This invention relates to improved linear aromatic polyesters of a bisphenol and a dicarboxylic acid. More particularly, the invention relates to such polyesters containing as terminal substituents benzoate ester groups derived from phenyl benzoate.
Linear aromatic polyesters derived from dicarboxylic acids (especially aromatic dicarboxylic acids) and bisphenols are well known for their suitability for molding, extrusion, casting, and film-forming applications. For example, U.S. Pat. No. 3,216,970 to Conix, discloses linear aromatic polyesters prepared from isophthalic acid, terephthalic acid, and a bisphenolic compound. Such high molecular weight compositions are known to be useful in the preparation of various films and fibers. Further, these compositions, when processed into useful articles using conventional techniques, e.g. injection molding techniques provide properties superior to articles molded from other linear polyester compositions. For instance, aromatic polyesters are known to have a variety of useful properties, such as good tensile properties, impact, and bending strengths, high thermal deformation and thermal decomposition temperatures, resistance to UV irradiation, and good electrical properties.
Although the aforementioned linear aromatic polyesters generally display excellent physical and chemical properties, a persistent and troublesome problem has been their sensitivity to hydrolytic degradation at elevated temperatures. This sensitivity to the combined effects of heat and moisture is also exhibited in commercially available polycarbonate resins as evidenced by the desirability of reducing the water content of the resin to less than about 0.05% prior to molding. Unfortunately, however, the aromatic polyester resins often display a more pronounced tendency to rapidly degrade and embrittle than do polycarbonate resins. This is demonstrated by the loss of tensile strength which can occur when an aromatic polyester resin is molded and subsequently immersed in boiling water. The tendency may be explained, in part, by the hydrolysis of the ester linkages under these conditions. In any event, it is to be appreciated that sensitivity to moisture represents a significant problem in aromatic polyester resins that would significantly limit their commercial utility in applications such as in autoclaves or at elevated temperatures in humid atmospheres.
It has been proposed (according to T. Ueno et al, Japanese Patent No. Sho 53-8696, published Jan. 26, 1978) to enhance the hydrolytic stability of linear aromatic polyesters comprising bisphenol and dicarboxylic monomer residues by carrying out the preparation of the polyester from the bisphenol and dicarboxylic acid diacyl halide reactants in the presence of a monohydric phenolic compound such as p-tert butyl phenol. The monofunctional phenolic compound reacts with terminal carbonyl halide substituents in the polyester to form p-tert, butyl phenyl carboxylate ester end groups. However, modification of the polyester to introduce terminal carboxylate ester groups derived from monofunctional phenols (such as p-tert, butyl phenol) does not enhance the hydrolytic stability to make the products attractive commercially.

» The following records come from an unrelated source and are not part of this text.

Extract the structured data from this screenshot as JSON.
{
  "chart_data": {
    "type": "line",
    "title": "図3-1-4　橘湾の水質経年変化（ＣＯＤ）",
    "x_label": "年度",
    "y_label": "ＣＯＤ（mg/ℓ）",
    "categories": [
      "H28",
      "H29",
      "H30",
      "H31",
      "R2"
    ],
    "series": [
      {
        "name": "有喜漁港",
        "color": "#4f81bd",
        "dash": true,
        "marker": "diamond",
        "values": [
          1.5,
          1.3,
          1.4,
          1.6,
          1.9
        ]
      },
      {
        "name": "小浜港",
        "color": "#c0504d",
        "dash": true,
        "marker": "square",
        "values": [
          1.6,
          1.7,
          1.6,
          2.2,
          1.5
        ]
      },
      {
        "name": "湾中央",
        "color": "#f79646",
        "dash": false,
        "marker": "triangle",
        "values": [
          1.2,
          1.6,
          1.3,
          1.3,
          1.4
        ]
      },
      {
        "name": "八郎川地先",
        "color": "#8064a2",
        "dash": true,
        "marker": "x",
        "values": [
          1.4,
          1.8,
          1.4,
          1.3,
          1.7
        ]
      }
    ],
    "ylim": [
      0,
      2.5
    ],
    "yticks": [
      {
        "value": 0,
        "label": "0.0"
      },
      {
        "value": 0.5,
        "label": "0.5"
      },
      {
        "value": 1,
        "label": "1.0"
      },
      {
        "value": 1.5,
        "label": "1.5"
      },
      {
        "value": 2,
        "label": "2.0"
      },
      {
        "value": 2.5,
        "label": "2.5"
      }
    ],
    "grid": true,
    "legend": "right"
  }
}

The foregoing conventional polyesters are also generally unstable on processing at elevated temperature, e.g. processing by injection molding. This processing instability is evidenced by increased coloration and a significant loss in the polyester intrinsic viscosity and molecular weight during processing.
It is the object of the invention to prepare a structurally modified linear aromatic polyester comprising bisphenol and dicarboxylic acid residues which displays hydrolytic stability.
It is another object of the invention to prepare a structurally modified linear polyester comprising bisphenol and dicarboxylic acid residues of enhanced processing stability.